To see the similar tragedies unfold not once, but twice, after Henry’s death is heart-breaking, Bernadas said.

“It's a relatively small jail for three deaths happening like that in four and a half, five years,” he said.

There is one significant difference between the circumstances of Nimali's death and the men who died in the jail more than five years later. Within two years of

Henry’s death, the sheriff's office hired a health care contractor, CorrectHealth, a company based in Atlanta that specializes in prison medical services.

In the Walker lawsuit, CorrectHealth is also named as a defendant. Bizal said both deputies and the health care workers missed Walker's obvious signs of distress, even though they were hired to handle medical screening and care of inmates, including the administration of needed medication.

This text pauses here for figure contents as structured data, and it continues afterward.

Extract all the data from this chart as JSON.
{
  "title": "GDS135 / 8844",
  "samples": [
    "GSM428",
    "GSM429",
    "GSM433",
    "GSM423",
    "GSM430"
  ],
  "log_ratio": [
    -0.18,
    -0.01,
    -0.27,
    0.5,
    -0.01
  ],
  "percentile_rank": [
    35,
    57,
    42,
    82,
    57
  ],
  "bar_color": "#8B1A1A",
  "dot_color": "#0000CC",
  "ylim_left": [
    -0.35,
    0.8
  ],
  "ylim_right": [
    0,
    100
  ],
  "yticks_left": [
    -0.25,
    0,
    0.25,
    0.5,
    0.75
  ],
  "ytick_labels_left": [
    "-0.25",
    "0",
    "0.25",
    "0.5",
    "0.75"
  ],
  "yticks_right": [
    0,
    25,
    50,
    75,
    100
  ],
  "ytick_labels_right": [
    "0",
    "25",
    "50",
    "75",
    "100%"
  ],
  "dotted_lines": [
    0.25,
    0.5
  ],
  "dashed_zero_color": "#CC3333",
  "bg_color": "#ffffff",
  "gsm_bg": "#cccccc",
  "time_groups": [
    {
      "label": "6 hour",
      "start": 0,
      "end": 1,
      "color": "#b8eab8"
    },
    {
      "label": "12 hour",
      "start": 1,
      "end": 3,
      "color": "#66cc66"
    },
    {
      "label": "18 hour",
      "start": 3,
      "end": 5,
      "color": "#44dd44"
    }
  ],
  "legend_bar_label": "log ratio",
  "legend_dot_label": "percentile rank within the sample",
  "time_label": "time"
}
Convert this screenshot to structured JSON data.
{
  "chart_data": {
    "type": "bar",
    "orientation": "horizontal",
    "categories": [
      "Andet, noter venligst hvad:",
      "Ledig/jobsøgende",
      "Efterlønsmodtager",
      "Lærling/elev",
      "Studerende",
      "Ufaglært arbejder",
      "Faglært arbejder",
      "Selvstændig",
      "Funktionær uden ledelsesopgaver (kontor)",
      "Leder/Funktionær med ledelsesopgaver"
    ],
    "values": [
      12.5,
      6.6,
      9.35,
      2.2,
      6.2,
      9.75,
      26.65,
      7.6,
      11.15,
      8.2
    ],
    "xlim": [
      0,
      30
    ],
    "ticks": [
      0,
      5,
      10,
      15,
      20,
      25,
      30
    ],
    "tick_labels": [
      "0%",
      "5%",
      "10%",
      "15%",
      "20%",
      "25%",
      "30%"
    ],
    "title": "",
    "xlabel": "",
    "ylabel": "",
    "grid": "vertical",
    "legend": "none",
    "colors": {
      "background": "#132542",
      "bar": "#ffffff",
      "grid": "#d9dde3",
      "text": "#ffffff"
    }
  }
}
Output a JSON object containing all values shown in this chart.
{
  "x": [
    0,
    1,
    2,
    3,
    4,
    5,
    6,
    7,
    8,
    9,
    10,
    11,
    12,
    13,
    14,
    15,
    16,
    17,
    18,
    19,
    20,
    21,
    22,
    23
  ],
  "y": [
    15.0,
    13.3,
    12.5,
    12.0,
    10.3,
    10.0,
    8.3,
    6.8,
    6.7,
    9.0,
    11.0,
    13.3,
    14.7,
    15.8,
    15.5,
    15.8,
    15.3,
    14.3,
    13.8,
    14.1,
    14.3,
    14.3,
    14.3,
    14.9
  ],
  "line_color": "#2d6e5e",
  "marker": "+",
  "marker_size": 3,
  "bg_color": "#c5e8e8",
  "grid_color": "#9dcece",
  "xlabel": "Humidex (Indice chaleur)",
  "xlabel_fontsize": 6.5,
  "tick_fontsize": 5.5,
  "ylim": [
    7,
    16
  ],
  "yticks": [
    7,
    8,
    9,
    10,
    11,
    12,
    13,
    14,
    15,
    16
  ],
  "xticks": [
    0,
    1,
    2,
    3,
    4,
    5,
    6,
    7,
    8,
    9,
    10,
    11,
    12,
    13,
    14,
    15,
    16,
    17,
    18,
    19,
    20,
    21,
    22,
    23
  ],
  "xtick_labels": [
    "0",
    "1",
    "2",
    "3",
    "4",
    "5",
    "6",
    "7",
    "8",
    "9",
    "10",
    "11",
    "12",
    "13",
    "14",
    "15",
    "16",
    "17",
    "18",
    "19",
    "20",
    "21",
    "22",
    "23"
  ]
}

WWL-TV reached out to an attorney for CorrectHealth, but did not get a response. The company, along with the sheriff’s office, has filed a motion to have the lawsuit dismissed.

Bizal said that “deliberate indifference” by both deputies and CorrectHealth medical contractors contributed to Walker’s “preventable death,” 

“Essentially, you just watched somebody die a slow death,” he said. “Nobody cared enough to do what should have been done.”

Bizal says that includes Sheriff Pohlmann.

“He's the captain of the ship and responsible for what happens in in prison,” Bizal said,

Angela Walker had been too distraught to publicly talk about her son's demise. But after seeing troubling similarities as the Nimali Henry case play out in federal court, she decided to break her silence to Channel Four.

“I'm just looking at how could this have happened again. Years ago and it happened and it's happening again,” Walker said.

She said Marvin, the younger of her two sons, was an avid church-goer who sang in the choir. As she pointed to portraits of her son as a child and young man she broke down in tears.

“All I have is these pictures,” she said, openly weeping. “My child. Could never hold him again. I can never hear I love you.”